Inflation in Argentina under Millay continues to cool, and the central bank sharply cuts interest rates to 40% within half a year

Zhitong Finance ·  May 14 23:29

Borrowing costs in Argentina continued to fall from 133% in December last year; CPI fell to 8.8% in April, and Millay believes there will be more positive developments in the future

Argentina cut the benchmark interest rate for the sixth time during the new president, Javier Milei (Javier Milei), while insisting on reducing the size of the central bank's huge balance sheet because his administration believes that the inflation rate is declining.
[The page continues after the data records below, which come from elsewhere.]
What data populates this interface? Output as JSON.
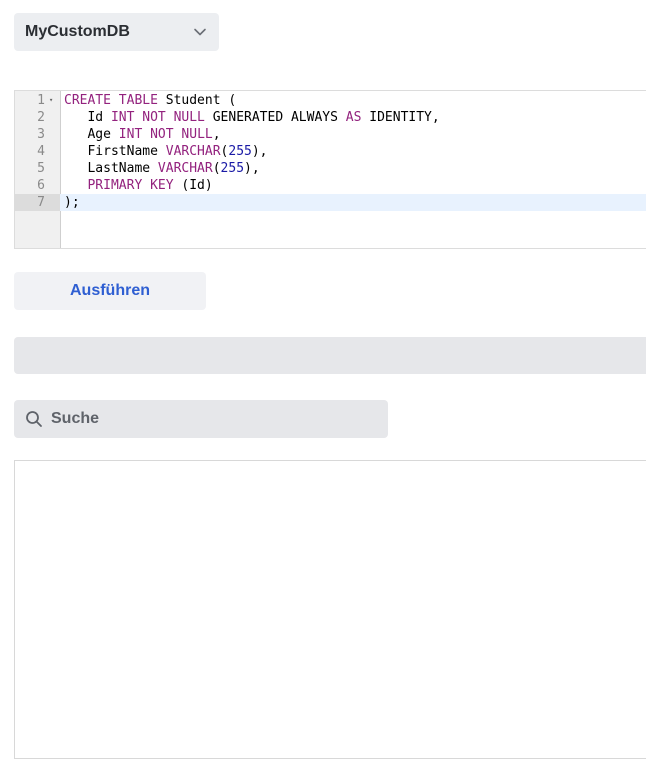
{
  "db_select": {
    "selected": "MyCustomDB",
    "chevron_icon": "chevron-down-icon"
  },
  "editor": {
    "lines": [
      {
        "number": "1",
        "foldable": true,
        "active": false,
        "tokens": [
          {
            "t": "CREATE TABLE",
            "c": "kw"
          },
          {
            "t": " Student (",
            "c": ""
          }
        ]
      },
      {
        "number": "2",
        "foldable": false,
        "active": false,
        "tokens": [
          {
            "t": "   Id ",
            "c": ""
          },
          {
            "t": "INT NOT NULL",
            "c": "kw"
          },
          {
            "t": " GENERATED ALWAYS ",
            "c": ""
          },
          {
            "t": "AS",
            "c": "kw"
          },
          {
            "t": " IDENTITY,",
            "c": ""
          }
        ]
      },
      {
        "number": "3",
        "foldable": false,
        "active": false,
        "tokens": [
          {
            "t": "   Age ",
            "c": ""
          },
          {
            "t": "INT NOT NULL",
            "c": "kw"
          },
          {
            "t": ",",
            "c": ""
          }
        ]
      },
      {
        "number": "4",
        "foldable": false,
        "active": false,
        "tokens": [
          {
            "t": "   FirstName ",
            "c": ""
          },
          {
            "t": "VARCHAR",
            "c": "kw"
          },
          {
            "t": "(",
            "c": ""
          },
          {
            "t": "255",
            "c": "num"
          },
          {
            "t": "),",
            "c": ""
          }
        ]
      },
      {
        "number": "5",
        "foldable": false,
        "active": false,
        "tokens": [
          {
            "t": "   LastName ",
            "c": ""
          },
          {
            "t": "VARCHAR",
            "c": "kw"
          },
          {
            "t": "(",
            "c": ""
          },
          {
            "t": "255",
            "c": "num"
          },
          {
            "t": "),",
            "c": ""
          }
        ]
      },
      {
        "number": "6",
        "foldable": false,
        "active": false,
        "tokens": [
          {
            "t": "   ",
            "c": ""
          },
          {
            "t": "PRIMARY KEY",
            "c": "kw"
          },
          {
            "t": " (Id)",
            "c": ""
          }
        ]
      },
      {
        "number": "7",
        "foldable": false,
        "active": true,
        "tokens": [
          {
            "t": ");",
            "c": ""
          }
        ]
      }
    ]
  },
  "execute_button": {
    "label": "Ausführen"
  },
  "search": {
    "placeholder": "Suche",
    "value": "",
    "icon": "search-icon"
  },
  "colors": {
    "keyword": "#93227e",
    "number": "#1a1aa6",
    "accent": "#2f5fd2"
  }
}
Argentina's monetary authority issued a statement on its website on Tuesday local time stating that the benchmark interest rate would be lowered from 50% to 40%. Argentina's benchmark borrowing costs have dropped significantly from their historic high of 133% in December last year. Argentina's CPI fell to 8.8% month-on-month in April, and Millay believes there will be more positive developments in the future.

Argentina cut the benchmark interest rate six times during the Millay administration — the central bank has slashed borrowing costs from 133% to 40%

According to information, since Argentina's new President Millet, who has the title of “Argentine Trump,” took office on December 10 of last year, he advocated so-called “shock therapy,” but Argentina's monthly inflation rate index has clearly slowed beyond expectations, falling from a high of 26% in December last year to 8.8% in April this year. His economic team believes this trend will continue. According to a research report, Millai's economic team predicts that consumer price increases will drop further to 3.8% in September. This is far below the 5.8% commonly expected by analysts in central bank surveys. However, the inflation rate under the April annual benchmark continued to operate at an all-time high, reaching 289.4%.

In addition to lowering the benchmark interest rate, the Central Bank of Argentina also stated in another press release on Tuesday evening local time that it will intervene in the secondary bond trading market as appropriate without considering the 2% price spread under current regulations.

On Monday, International Monetary Fund (IMF) staff signed the eighth review assessment of Argentina's $44 billion aid package. If approved by the International Monetary Fund's executive board, the move would give the country about $800 million in breathing space to pay off the size of its debt to the Washington-based international lender.

Although Argentina's monetary policy led by Millay is contrary to the IMF's orthodox economic recommendations on positive real interest rates, some Argentine officials expect that lower borrowing costs will enable the Central Bank of Argentina to clean up its heavily indebted balance sheet, and may absorb excess liquidity in the entire market as a key step before the capital controls are lifted as a key step before Millet is striving to lift capital controls.